If you haven't guessed already, your throat and ears are connected. If a Q-tip in your ear can make you cough because it stimulates a nerve in your throat, the reverse is also true, added otolaryngologist at NYU Langone Health, Dr. Erich Voigt (via IFL Science). 

"An irritation in the throat such as a viral ulcer or cancerous tumor may be felt as pain in the ear because the glossopharyngeal nerve will send those sensations back to the brain, but the brain does not know where the sensation came from and interprets this as ear pain," explained Dr. Voigt who added that he's seen this happen in his own practice with patients. 

It is also interesting to note that not everyone might have this involuntary cough reflex. According to a 2017 study published in the journal Chest, Arnold's ear-cough reflex might be more prevalent in those with chronic cough symptoms. Discussing Q-tips in ears won't be complete without going into the dangers of this practice. You may have heard them before, but here's a refresher. 

Why you shouldn't be inserting a q-tip in your ear

Even if some people claim to not have any problem with using them and others complain of ear pain after doing so, it's recommended to think twice before using Q-tips to clean your ears. 
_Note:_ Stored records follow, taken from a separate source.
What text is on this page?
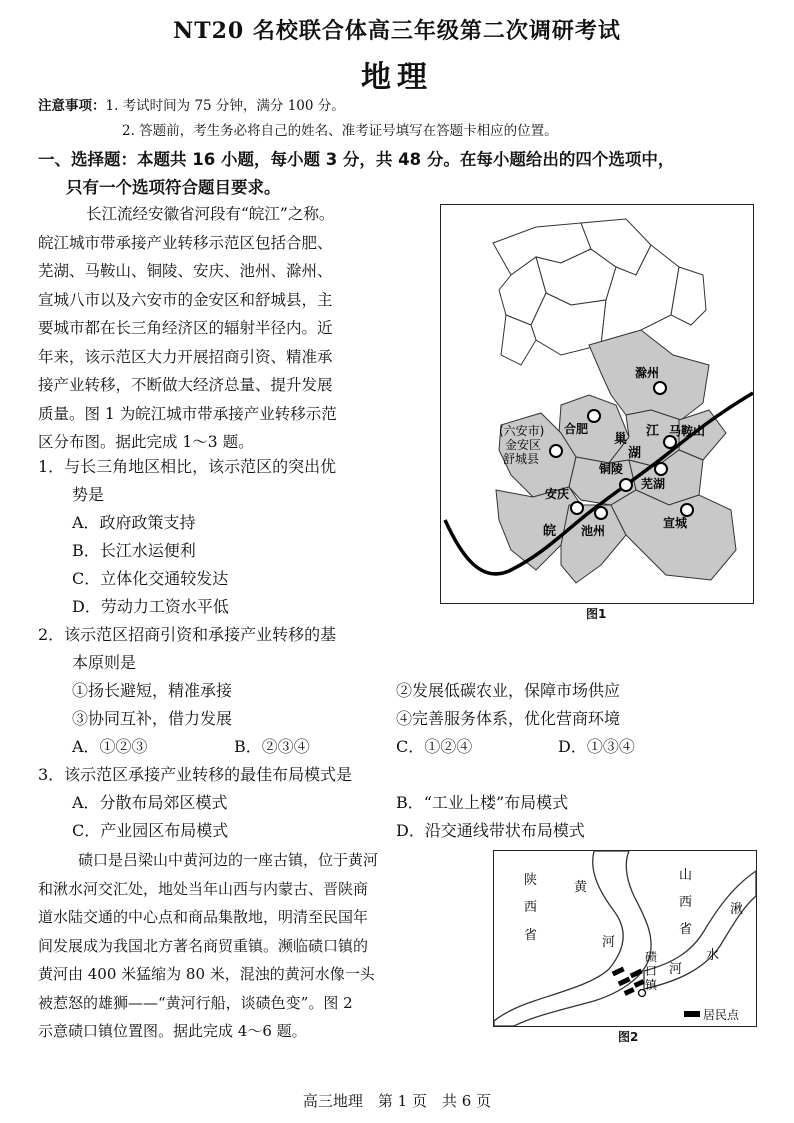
NT20 名校联合体高三年级第二次调研考试
地理
注意事项：1. 考试时间为 75 分钟，满分 100 分。
2. 答题前，考生务必将自己的姓名、准考证号填写在答题卡相应的位置。
一、选择题：本题共 16 小题，每小题 3 分，共 48 分。在每小题给出的四个选项中，
只有一个选项符合题目要求。
长江流经安徽省河段有“皖江”之称。
皖江城市带承接产业转移示范区包括合肥、
芜湖、马鞍山、铜陵、安庆、池州、滁州、
宣城八市以及六安市的金安区和舒城县，主
要城市都在长三角经济区的辐射半径内。近
年来，该示范区大力开展招商引资、精准承
接产业转移，不断做大经济总量、提升发展
质量。图 1 为皖江城市带承接产业转移示范
区分布图。据此完成 1～3 题。
滁州
合肥
(六安市)
金安区
舒城县
巢
湖
江 马鞍山
铜陵
芜湖
安庆
皖 池州
宣城
图1
1．与长三角地区相比，该示范区的突出优
势是
A．政府政策支持
B．长江水运便利
C．立体化交通较发达
D．劳动力工资水平低
2．该示范区招商引资和承接产业转移的基
本原则是
①扬长避短，精准承接	②发展低碳农业，保障市场供应
③协同互补，借力发展	④完善服务体系，优化营商环境
A．①②③	B．②③④	C．①②④	D．①③④
3．该示范区承接产业转移的最佳布局模式是
A．分散布局郊区模式	B．“工业上楼”布局模式
C．产业园区布局模式	D．沿交通线带状布局模式
碛口是吕梁山中黄河边的一座古镇，位于黄河
和湫水河交汇处，地处当年山西与内蒙古、晋陕商
道水陆交通的中心点和商品集散地，明清至民国年
间发展成为我国北方著名商贸重镇。濒临碛口镇的
黄河由 400 米猛缩为 80 米，混浊的黄河水像一头
被惹怒的雄狮——“黄河行船，谈碛色变”。图 2
示意碛口镇位置图。据此完成 4～6 题。
陕
西
省
黄
河
山
西
省
湫
水
河
碛
口
镇
居民点
图2
高三地理　第 1 页　共 6 页
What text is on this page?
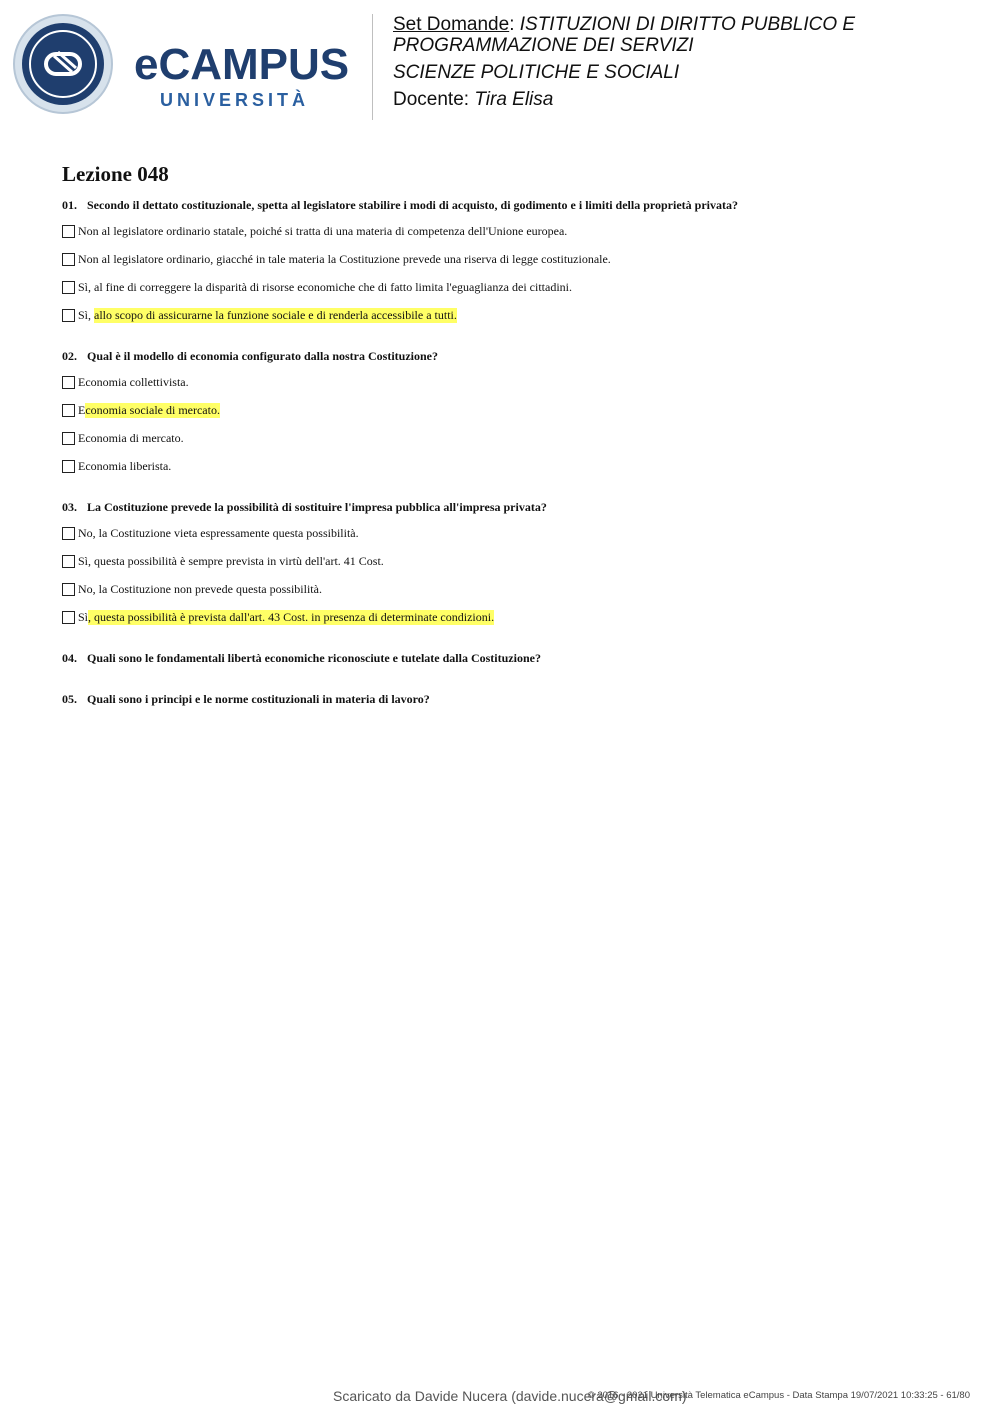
eCAMPUS
UNIVERSITÀ

Set Domande: ISTITUZIONI DI DIRITTO PUBBLICO E

PROGRAMMAZIONE DEI SERVIZI

SCIENZE POLITICHE E SOCIALI

Docente: Tira Elisa

Lezione 048

01. Secondo il dettato costituzionale, spetta al legislatore stabilire i modi di acquisto, di godimento e i limiti della proprietà privata?

Non al legislatore ordinario statale, poiché si tratta di una materia di competenza dell'Unione europea.
Non al legislatore ordinario, giacché in tale materia la Costituzione prevede una riserva di legge costituzionale.
Sì, al fine di correggere la disparità di risorse economiche che di fatto limita l'eguaglianza dei cittadini.
Sì, allo scopo di assicurarne la funzione sociale e di renderla accessibile a tutti.

02. Qual è il modello di economia configurato dalla nostra Costituzione?

Economia collettivista.
E conomia sociale di mercato.
Economia di mercato.
Economia liberista.

03. La Costituzione prevede la possibilità di sostituire l'impresa pubblica all'impresa privata?

No, la Costituzione vieta espressamente questa possibilità.
Sì, questa possibilità è sempre prevista in virtù dell'art. 41 Cost.
No, la Costituzione non prevede questa possibilità.
Sì , questa possibilità è prevista dall'art. 43 Cost. in presenza di determinate condizioni.

04. Quali sono le fondamentali libertà economiche riconosciute e tutelate dalla Costituzione?

05. Quali sono i principi e le norme costituzionali in materia di lavoro?

Scaricato da Davide Nucera (davide.nucera@gmail.com)
© 2016 - 2021 Università Telematica eCampus - Data Stampa 19/07/2021 10:33:25 - 61/80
From puncturing your eardrum, accidentally pushing wax from the ear canal to the drum, and hearing problems like tinnitus, to ear infections caused by sending outside germs into your ears, there's a lot that can happen when you use Q-tips to clean your ears, according to otolaryngology physician, Dr. Christopher Hilton (via Health Partners). If these aren't enough of a deterrent, you could also cause major trauma to your eardrums if you simply forget that you have a q-tip in there, per ear, nose, and throat (ENT) specialist at Mass Eye and Ear in Boston, Dr. Elliott Kozin (per Self). "There are true stories of individuals forgetting that they have a cotton swab in their ear and then accidentally brushing the side of their head, resulting in major trauma to the ear," explained Dr. Kozin. (Ouch). 

Your ears are self-cleaning by nature but if and when you do feel the need to clean them, opt for a moistened cotton ball, washcloth, or ear cleaning drops instead. Or better yet, get the help of a health professional.